In July 1994, Felinos problems with the company surfaced. The manager of FGDM and the assistant vice president of the Manpower Technical Service asked him to resign and accept a separation package, failing which he will be terminated for loss of confidence. The company claimed that this offer was to give him an opportunity for a graceful exit due to the series of irresponsible and inefficient acts. Felino on the other said it was because of his union activities.
When Felino refused to resign, he was not given work and another employee was assigned to take over his post and function. One morning a news clipping was placed on his desk regarding a job similar to his job available in the Middle East. Felino thus asked his lawyer to write RAGC on August 16, 1994 warning the latter that he will file a legal action if it did not rectify its malicious and illegal acts. In reaction to this letter, RAGC transferred Felino to another position and replied that it had finally decided to initiate disciplinary action against him in view of his irresponsibility in sending the lawyers letter which pre-empted management prerogative.
Then in a letter dated September 27, 1994, RAGC directed Felino to explain within 48 hours why he should not be terminated for loss of trust and confidence due to his irresponsible acts on several occasions particularly his: AWOL for 6 days in 1992; lingering unnecessarily or killing time at the customers place; visiting a customer only when called upon; and not attending the regular morning meetings at the FGD office. On September 28, 1994, Felino replied, denying the charges one by one and giving his explanations. But instead of setting a hearing and investigation, RAC terminated his services on September 30, 1994 for loss of trust and confidence. RAGC said that Felinos explanation was unsatisfactory. Was RAGC correct in dismissing Felino?

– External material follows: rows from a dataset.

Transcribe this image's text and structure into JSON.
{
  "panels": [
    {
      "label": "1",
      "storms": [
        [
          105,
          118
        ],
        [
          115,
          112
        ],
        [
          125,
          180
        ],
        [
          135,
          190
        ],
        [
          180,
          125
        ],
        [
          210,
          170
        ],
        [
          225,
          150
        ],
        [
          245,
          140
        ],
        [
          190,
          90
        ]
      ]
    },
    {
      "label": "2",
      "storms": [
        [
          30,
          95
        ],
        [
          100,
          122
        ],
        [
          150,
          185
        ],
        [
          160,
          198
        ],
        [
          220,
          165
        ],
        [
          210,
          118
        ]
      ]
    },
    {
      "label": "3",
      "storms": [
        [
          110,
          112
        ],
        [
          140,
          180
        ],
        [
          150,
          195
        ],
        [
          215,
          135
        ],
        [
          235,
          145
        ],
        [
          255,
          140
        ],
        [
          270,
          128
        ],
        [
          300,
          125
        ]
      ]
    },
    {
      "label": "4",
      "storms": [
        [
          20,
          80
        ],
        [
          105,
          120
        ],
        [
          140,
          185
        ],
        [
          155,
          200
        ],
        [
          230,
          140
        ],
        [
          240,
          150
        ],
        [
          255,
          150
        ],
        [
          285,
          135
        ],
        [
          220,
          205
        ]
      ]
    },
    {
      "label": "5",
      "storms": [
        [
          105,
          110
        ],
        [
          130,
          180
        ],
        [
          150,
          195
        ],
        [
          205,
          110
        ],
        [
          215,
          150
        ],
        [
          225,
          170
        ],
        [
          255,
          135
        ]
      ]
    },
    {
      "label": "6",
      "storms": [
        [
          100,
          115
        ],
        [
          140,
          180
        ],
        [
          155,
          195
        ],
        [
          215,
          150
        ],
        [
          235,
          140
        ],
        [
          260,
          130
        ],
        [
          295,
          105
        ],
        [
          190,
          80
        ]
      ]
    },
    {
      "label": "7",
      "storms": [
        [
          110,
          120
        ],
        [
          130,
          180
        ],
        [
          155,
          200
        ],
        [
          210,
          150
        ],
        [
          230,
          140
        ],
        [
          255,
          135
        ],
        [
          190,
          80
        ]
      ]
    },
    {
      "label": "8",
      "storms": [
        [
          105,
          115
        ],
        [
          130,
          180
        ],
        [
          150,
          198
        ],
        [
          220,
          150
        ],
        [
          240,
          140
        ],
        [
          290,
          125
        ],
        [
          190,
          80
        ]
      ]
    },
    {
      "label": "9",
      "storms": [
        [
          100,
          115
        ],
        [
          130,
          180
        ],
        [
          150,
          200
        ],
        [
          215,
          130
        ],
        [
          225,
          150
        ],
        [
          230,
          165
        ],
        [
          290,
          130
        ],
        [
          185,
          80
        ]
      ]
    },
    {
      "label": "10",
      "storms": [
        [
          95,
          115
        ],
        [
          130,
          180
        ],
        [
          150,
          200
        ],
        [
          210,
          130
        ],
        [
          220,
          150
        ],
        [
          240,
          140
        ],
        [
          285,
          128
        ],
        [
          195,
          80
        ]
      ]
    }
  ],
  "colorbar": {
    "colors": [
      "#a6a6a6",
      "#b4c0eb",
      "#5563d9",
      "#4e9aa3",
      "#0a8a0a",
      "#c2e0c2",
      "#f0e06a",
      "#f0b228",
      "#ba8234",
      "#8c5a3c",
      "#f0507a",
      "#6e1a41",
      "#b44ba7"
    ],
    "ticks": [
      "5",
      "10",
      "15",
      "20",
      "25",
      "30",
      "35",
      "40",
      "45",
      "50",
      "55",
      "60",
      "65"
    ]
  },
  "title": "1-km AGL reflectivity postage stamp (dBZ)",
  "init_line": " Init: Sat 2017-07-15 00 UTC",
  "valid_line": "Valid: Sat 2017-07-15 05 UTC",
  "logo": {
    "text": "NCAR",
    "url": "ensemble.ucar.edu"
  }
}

No. In the first place when the employee denies the charges against him, a hearing is necessary to thresh out any doubt. The failure of RAGC to give Felino, who denied the charges against him, the benefit of a hearing and an investigation before his termination constitutes an infringement of his constitutional right to due process. Secondly, even if all the charges set forth in the September 27, 1997 letter of RAGC are true, they are not of such nature which merits the penalty of dismissal, given Felinos service for 14 years. Dismissal is unduly harsh and grossly disproportionate to the charges. Due to its far reaching implications, dismissal of an employee must only be for the most serious causes. Loss of trust and confidence, as a just cause for dismissal was never intended to provide employers with a carte blanche for terminating employees. Such a vague, all encompassing pretext as loss of confidence, if unqualifiedly given imprimatur, could readily reduce to barren the constitutional guarantee of security tenure. The loss must be based not on ordinary breach but on willful breach. It must rest on substantial grounds and not on the employers arbitrariness, whims, caprice or suspicion; otherwise, the employee would eternally remain at the mercy of the employer. There must therefore be actual breach of duty committed by the employee which must be established by substantial evidence. Felinos dismissal is therefore illegal and he must be paid full back wages and separation pay of one month salary for every year of service since reinstatement is no longer feasible due to strained relations (Felix vs. NLRC et. al. G.R. 148256, November 17, 2004).